One problem with needles of this type is that, as the yarn is fed into the groove at an angle, friction between the yarn and the backing material causes an increase in yarn tension which causes problems such as stretching of the backing material, unevenness in the pile height, an increased power requirement to achieve needle penetration and an increase in loose fibres.

In an attempt to overcome these problems, a thread-feeding element has been proposed in EP-A- 0882831. This thread-feeding element is essentially a guide which ensures that the yarn enters the top of the yarn feed groove and is then fed directly down the length of the needle thereby greatly reducing the contact between the yarn and backing material.

However, for various reasons, the only example which has proved practical is the double-eyed cranked needle shown in Figure 4 of EP-A-0882831. Even with this design, there a number of disadvantages that have limited the applications of this needle. The complex structure of the needle makes it expensive to produce.

The presence of the eye towards the upper end of the needle weakens the needle. The crank configuration limits the pitch (gauge) on in-line needle bars and modules. As the double-eyed configuration makes the needle difficult to thread, single staggered needle bars and modules are not practical. Thus, the needle has been used in only a limited number of applications.

A similar arrangement proposed by the applicant

has a needle is cranked such a way as to provide direct access to the top of the yarn feed groove.

However, this also suffers from high manufacturing costs and reduced stability at the 90° bend and is not suitable for dual sliding needle bar machines due to threading difficulties.

According to the present invention, a needle of the kind described is characterised by a rod attached towards the opposite end of the needle and projecting laterally from the needle.

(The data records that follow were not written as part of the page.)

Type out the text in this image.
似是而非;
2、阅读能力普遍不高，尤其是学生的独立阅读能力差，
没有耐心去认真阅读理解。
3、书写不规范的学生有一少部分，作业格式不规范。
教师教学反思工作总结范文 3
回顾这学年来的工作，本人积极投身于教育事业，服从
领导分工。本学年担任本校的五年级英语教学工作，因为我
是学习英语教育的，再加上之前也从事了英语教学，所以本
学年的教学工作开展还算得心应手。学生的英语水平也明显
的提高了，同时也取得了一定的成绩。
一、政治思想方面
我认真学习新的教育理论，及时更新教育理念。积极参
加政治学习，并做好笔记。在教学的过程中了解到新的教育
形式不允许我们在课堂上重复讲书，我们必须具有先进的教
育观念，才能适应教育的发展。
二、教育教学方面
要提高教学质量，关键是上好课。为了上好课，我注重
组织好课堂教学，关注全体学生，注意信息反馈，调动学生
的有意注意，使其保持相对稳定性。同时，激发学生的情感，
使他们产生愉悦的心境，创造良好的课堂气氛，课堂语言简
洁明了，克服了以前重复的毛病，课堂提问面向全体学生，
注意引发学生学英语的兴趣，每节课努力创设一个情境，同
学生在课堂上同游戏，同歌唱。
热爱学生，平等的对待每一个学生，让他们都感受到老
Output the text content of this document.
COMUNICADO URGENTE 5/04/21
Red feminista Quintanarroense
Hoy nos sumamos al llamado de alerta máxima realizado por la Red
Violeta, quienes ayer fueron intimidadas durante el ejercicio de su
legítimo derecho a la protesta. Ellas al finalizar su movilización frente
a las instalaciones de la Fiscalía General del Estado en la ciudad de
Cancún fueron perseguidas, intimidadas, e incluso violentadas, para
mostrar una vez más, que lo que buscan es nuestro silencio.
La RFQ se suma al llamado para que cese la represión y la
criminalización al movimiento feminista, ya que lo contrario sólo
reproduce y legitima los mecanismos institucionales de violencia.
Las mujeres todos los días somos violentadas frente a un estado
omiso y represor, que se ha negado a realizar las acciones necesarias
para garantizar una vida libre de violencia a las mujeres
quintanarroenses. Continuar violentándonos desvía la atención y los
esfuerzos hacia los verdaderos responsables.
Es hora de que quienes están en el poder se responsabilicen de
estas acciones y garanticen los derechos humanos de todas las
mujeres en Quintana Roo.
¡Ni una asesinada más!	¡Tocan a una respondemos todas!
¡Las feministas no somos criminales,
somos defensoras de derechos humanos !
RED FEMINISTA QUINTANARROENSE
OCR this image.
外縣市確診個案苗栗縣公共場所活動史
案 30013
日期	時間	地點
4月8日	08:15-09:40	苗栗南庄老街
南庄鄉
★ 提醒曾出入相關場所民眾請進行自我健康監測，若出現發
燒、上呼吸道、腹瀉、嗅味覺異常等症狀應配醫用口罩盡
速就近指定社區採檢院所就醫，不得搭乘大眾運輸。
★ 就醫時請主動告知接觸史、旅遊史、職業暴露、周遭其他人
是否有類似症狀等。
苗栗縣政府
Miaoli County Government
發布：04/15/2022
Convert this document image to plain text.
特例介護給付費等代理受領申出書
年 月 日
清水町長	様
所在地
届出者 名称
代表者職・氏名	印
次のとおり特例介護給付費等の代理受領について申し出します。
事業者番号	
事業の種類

This simple idea has a number of very important advantages. It is inexpensive to produce as it requires only that a rod be attached to an existing type of needle. The invention can be applied to any existing arrangement of needles. As it does not require a crank type configuration, it does not limit the pitch of the needles. The presence of the rod does not weaken the needle as does the presence of a second eye.

The rod may simply be welded to the needle, possibly in a groove in the needle. However, the current preference is for a through-hole to be provided in the needle, through which hole the rod extends. In this case, the rod is preferably retained in the through-hole by being bent at at least one location.

The needle may be mounted directly to a needle bar, or to a module which is fixed to a needle bar.

In either case, the invention extends to a needle assembly provided with a plurality of needles according to the present invention in which the rod is common to all of the needles. In this case, a yarn entrance guide will be formed by the needle, the adjacent needle, the rod, and the component to which the needles are mounted. This is a large area and provides for simple threading of the needle.

The rod is preferably chamfered at one end in order to facilitate insertion through the through- holes and to aid the insertion and extraction of a module from its backing bar without disturbing neighbouring modules.

An example of a needle and needle assembly constructed in accordance with the present invention will now be described with reference to the accompanying drawings, in which: Figure 1 is a cross-section through a single needle showing the yarn threaded through the needle; Figure 2 is a plan view of a needle module incorporating five needles as shown in Figure 1; and Figure 3 is a side view of the modules shown in Figure 2.

In most respects, the structure of the tufting machine and the needles is entirely conventional, and further details will not be provided here.

The needle 1 has an eye 2 at its lowermost end and is mounted on a needle module 3 at its uppermost end. A yarn feed groove 4 extends from the eye 2 up the needle most of the way towards the module 3. The shank of the needle above the yarn feed groove 4 is provided with a through-hole 5 which is formed using EDM equipment. The hole preferably has a diameter of 1mm and maybe drilled either prior to the needle being mounted on the module 3, or all of the needles 1 may be mounted on the module 3 before all of the through- holes 5 for each needle in the module 3 are drilled together.

Once the holes are drilled, a hardened round steel pin 6 is inserted through the holes 5 and is locked in place by slightly bending the pin at one or more locations. A yarn entrance guide 7 for each needle is created in the area bound by the module 3,

the rod 6, the part of the needle 1 above the rod 6, and the facing part of the adjacent needle. This is a relatively large area through which it is easy to thread the yarn 8. The yarn 8 extends down the yarn feed groove 4 and through the eye 2. The tension applied to the yarn will ensure that it is always maintained in close proximity with the rod 6, and the yarn feed groove 4.

As shown in Fig. 2, the rod protrudes from the lefthand side of the module. This will engage with an adjacent needle in the adjacent module to form a guide for that needle. At one end of a row of needles, a dummy needle can be provided so as to provide a yarn entrance guide for the endmost needle.

Although the rod 6 is shown extending across the needles close to the module 3, there may be some advantages in having it extend across at a location lower down the needles such that it intersects the yarn feed groove 4.